OK, it’s my turn. These are the facts as I’ve learned them as a longtime student of both history and of comparative religions. My quotes reflect those of the very people Hobby Lobby are using for their own purposes. Sorry for the feathers I’m about to ruffle.

Historians long ago established the fact that our Founding Fathers were, collectively, Deists. That means a belief in God based only on reason and nature. Some of those founders were Atheists. To wit:

Thomas Jefferson regarded Christianity as “the most perverted system that ever shone on man.” John Adams also rejected the Bible and Bible-based Christianity. James Madison opposed linking Christianity with government as much as his predecessors. Madison felt so strongly on the issue that he insisted that a Congressional chaplain would be a violation of the Constitutional separation of church and state. For the same reason he opposed paid chaplains in the military.

In 1774, Madison wrote to William Bradford, Jr.: “Religious bondage shackles and debilitates the mind and unfits it for every noble enterprise, every expanded prospect.”

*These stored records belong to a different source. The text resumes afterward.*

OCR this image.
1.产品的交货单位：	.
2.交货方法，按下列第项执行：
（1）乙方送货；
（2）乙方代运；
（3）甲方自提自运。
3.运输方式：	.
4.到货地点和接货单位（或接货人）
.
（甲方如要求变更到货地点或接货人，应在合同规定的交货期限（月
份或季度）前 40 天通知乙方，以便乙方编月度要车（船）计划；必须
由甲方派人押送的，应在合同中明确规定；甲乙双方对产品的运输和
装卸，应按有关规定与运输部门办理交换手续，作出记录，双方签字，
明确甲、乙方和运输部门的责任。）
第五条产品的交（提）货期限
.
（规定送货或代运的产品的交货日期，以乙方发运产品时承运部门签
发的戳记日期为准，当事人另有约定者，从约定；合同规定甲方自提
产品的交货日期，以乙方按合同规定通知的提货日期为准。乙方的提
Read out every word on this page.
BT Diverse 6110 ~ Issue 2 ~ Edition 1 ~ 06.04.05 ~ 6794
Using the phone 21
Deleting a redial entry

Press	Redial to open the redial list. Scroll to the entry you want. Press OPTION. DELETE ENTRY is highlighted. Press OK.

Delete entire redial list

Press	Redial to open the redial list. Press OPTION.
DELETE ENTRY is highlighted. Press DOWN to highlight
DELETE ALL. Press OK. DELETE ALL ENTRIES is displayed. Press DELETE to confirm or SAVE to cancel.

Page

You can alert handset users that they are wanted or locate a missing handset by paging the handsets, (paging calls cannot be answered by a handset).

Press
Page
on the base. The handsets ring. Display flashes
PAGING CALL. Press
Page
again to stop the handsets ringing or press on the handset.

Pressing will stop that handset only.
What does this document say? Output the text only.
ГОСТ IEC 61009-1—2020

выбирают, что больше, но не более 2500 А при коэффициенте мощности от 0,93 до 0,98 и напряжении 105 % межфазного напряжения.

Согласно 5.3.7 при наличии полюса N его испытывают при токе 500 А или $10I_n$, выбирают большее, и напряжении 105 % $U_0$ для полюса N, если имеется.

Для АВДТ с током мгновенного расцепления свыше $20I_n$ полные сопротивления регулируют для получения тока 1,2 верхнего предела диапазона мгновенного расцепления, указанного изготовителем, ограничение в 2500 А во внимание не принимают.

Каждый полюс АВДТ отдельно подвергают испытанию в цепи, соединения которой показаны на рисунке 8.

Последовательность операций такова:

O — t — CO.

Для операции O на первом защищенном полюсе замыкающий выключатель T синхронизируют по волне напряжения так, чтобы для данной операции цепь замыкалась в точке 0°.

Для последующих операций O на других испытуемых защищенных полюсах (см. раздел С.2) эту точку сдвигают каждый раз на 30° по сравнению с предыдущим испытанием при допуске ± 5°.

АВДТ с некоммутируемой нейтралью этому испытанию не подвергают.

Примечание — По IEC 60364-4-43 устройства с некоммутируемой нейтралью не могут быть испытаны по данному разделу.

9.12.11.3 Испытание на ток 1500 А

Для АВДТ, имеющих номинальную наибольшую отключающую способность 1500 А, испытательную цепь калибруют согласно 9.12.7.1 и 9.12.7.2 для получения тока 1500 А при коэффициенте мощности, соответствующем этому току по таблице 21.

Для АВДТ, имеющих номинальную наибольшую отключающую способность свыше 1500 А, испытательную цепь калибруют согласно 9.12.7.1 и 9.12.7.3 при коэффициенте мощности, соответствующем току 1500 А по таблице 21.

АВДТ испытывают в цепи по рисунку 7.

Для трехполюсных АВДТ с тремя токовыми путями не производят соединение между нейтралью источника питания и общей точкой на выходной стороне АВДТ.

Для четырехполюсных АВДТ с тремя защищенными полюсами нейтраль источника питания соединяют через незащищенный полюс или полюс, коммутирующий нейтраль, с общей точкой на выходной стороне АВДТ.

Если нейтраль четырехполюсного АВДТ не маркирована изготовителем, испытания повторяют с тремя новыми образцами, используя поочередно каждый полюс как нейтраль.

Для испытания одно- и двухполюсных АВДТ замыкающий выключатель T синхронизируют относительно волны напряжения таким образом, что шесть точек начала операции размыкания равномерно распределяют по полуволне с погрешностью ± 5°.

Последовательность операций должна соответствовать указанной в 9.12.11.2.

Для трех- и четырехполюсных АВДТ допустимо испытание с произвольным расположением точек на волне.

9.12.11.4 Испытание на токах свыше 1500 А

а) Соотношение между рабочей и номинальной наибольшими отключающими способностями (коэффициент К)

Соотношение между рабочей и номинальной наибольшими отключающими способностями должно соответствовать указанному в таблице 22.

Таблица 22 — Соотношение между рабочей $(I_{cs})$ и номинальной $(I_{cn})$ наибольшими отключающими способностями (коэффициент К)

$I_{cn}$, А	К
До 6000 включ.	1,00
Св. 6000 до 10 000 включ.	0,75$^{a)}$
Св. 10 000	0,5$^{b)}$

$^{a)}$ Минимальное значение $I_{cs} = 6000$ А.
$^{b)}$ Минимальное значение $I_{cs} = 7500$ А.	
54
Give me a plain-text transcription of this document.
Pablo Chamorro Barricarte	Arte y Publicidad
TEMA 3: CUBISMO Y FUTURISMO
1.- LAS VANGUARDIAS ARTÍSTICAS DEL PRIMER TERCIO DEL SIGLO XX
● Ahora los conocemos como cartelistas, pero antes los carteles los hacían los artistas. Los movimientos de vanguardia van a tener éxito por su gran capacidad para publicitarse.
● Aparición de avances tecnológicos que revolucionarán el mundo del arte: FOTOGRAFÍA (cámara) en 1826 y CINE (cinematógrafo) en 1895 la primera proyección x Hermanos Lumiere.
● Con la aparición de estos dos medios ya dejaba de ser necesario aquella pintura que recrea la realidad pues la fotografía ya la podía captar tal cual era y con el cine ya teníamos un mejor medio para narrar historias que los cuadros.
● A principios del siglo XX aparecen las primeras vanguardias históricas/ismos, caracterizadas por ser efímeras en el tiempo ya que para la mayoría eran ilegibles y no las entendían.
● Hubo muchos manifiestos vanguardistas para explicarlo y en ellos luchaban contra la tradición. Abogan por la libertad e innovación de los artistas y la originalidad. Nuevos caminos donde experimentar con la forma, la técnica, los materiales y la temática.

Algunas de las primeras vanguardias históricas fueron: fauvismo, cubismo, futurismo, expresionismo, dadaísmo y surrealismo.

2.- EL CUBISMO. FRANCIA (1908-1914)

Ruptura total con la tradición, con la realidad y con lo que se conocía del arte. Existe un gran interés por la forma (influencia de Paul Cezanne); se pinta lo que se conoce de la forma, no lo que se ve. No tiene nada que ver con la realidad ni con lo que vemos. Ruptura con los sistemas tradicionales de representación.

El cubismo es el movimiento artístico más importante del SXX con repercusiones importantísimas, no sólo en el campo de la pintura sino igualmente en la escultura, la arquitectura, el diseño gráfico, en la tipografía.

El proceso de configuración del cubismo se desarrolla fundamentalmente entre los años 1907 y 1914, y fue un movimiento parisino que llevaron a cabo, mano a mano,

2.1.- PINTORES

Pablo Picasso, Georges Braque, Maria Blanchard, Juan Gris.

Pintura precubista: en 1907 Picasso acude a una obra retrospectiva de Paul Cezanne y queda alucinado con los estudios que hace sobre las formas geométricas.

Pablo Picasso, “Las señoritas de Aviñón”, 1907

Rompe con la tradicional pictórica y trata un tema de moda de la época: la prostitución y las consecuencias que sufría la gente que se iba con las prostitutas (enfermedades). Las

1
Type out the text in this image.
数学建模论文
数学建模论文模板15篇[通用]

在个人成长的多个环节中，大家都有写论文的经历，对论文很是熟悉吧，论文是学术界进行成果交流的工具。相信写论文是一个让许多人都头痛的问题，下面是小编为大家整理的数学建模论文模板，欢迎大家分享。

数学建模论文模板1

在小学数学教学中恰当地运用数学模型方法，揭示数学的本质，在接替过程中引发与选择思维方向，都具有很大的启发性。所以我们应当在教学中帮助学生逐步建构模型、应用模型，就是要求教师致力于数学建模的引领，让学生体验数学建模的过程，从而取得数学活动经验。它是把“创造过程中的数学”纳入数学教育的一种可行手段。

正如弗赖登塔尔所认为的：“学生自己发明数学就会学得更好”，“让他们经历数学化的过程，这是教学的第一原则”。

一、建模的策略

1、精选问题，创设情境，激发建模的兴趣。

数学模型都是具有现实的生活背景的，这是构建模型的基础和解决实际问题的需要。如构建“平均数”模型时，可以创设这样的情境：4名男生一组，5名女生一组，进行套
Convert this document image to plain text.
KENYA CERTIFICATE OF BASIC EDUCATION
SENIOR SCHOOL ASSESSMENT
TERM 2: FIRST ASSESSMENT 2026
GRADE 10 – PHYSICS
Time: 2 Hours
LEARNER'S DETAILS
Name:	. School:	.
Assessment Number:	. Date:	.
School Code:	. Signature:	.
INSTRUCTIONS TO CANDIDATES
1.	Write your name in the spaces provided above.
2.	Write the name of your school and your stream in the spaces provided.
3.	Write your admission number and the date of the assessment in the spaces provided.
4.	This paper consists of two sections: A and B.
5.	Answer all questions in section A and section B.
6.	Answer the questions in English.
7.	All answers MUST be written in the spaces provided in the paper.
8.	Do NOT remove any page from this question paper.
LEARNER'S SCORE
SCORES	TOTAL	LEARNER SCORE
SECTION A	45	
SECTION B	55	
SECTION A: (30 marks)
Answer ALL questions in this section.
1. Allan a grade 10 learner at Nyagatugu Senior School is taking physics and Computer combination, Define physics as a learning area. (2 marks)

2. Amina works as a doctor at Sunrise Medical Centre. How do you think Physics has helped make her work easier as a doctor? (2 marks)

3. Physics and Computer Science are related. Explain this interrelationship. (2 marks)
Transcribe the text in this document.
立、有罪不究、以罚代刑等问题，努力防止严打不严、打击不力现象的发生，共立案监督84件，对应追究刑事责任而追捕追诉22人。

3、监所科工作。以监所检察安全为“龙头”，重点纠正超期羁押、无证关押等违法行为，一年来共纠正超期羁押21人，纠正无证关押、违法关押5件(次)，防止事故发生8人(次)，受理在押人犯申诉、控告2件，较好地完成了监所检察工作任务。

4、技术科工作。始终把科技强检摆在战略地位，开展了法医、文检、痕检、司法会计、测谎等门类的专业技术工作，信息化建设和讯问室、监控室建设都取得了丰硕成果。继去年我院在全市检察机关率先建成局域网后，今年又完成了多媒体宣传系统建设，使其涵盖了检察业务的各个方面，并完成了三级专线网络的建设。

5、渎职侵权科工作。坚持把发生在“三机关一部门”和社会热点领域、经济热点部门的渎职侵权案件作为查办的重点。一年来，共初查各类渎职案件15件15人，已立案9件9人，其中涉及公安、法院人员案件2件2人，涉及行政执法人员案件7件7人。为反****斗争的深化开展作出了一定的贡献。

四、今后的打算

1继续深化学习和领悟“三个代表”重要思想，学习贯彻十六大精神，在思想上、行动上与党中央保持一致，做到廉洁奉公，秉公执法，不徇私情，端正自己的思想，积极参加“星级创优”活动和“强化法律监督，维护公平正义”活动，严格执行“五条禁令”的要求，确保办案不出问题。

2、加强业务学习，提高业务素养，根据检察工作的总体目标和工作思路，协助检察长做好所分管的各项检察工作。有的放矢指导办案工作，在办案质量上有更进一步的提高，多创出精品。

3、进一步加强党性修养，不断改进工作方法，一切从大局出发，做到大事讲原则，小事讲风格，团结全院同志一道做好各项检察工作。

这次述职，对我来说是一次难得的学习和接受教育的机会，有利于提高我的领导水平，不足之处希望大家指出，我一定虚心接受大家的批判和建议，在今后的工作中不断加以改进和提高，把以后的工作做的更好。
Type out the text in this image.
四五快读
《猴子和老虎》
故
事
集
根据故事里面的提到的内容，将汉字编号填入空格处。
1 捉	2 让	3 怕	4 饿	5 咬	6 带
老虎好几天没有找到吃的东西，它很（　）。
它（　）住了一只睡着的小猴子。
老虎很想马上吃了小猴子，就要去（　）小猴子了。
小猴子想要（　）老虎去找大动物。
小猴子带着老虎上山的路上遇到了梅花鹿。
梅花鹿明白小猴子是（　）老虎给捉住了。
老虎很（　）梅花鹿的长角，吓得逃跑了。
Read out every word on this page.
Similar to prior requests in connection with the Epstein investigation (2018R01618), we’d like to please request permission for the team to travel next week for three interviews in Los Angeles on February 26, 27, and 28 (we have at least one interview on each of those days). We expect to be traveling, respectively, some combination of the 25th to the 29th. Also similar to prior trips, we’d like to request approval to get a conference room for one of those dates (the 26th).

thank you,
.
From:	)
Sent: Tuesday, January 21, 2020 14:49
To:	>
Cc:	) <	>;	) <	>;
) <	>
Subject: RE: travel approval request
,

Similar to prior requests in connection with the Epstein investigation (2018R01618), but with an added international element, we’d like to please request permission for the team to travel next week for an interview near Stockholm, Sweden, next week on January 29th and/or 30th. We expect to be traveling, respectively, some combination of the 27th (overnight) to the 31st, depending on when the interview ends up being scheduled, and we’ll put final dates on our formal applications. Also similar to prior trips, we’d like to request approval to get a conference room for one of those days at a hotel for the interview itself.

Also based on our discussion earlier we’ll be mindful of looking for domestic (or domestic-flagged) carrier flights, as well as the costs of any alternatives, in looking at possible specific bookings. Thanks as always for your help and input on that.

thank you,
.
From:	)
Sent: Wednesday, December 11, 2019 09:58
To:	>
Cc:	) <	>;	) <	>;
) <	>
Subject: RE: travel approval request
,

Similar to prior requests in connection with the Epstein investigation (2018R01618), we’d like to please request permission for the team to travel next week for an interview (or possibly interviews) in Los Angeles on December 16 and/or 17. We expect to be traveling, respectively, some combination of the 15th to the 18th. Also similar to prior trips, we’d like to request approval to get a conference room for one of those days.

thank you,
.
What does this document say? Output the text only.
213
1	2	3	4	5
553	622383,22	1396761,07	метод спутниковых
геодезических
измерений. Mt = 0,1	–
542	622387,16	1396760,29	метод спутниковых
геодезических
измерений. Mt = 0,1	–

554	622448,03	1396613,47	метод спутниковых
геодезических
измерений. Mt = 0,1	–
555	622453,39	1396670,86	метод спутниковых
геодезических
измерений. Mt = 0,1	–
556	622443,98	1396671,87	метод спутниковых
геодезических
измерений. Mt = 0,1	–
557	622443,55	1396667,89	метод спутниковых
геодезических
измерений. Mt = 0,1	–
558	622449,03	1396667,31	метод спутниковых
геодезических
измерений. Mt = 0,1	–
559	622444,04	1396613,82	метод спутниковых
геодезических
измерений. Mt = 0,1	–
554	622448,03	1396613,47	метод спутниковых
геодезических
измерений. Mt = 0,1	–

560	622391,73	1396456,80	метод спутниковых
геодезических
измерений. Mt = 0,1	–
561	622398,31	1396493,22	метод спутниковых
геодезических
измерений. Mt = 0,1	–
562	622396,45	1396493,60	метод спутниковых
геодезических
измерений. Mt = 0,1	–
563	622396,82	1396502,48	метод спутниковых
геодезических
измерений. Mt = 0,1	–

The Virginia General Assembly heeded Madison and rejected the call for supporting religion. Instead, it passed Jefferson’s Religious Freedom Act. Madison advocated the “total separation of the church from the state.”

From the famous interview with Jon Butler: “… The principal Founding Fathers — Washington, Jefferson, Adams, Franklin — were in fact deeply suspicious of a European pattern of governmental involvement in religion.

They were deeply concerned about an involvement in religion because they saw government as corrupting religion. Benjamin Franklin was even less religious than Washington and Jefferson. Franklin was an egotist.

Franklin was someone who believed far more in himself than he could possibly have believed in the divinity of Christ, which he didn’t. He believed in such things as the transmigration of souls. That is, that humans came into being in another existence and he may have had occult beliefs. He was a Mason who was deeply interested in Masonic secrets and there are some signs that Franklin believed in the mysteries of Occultism.”

I won’t beat the proverbial dead horse here, and it wasn’t my intention to offend anyone. I’m not openly advocating a “Godless society,” as no two people can agree on what that means anyway. But when one attempts to spread religious/political/ideological views by citing improper authority, it is one’s duty to stop that nonsense in its tracks.

Make up your own minds. And don’t think that it “must be true” just because you read it in an ad in the paper. Especially when there’s big money behind it. We are here because our European ancestors conquered or supplanted the native people, eradicated their belief system, and forced their beliefs on them. Be careful what you’re proud of. We can be better than that.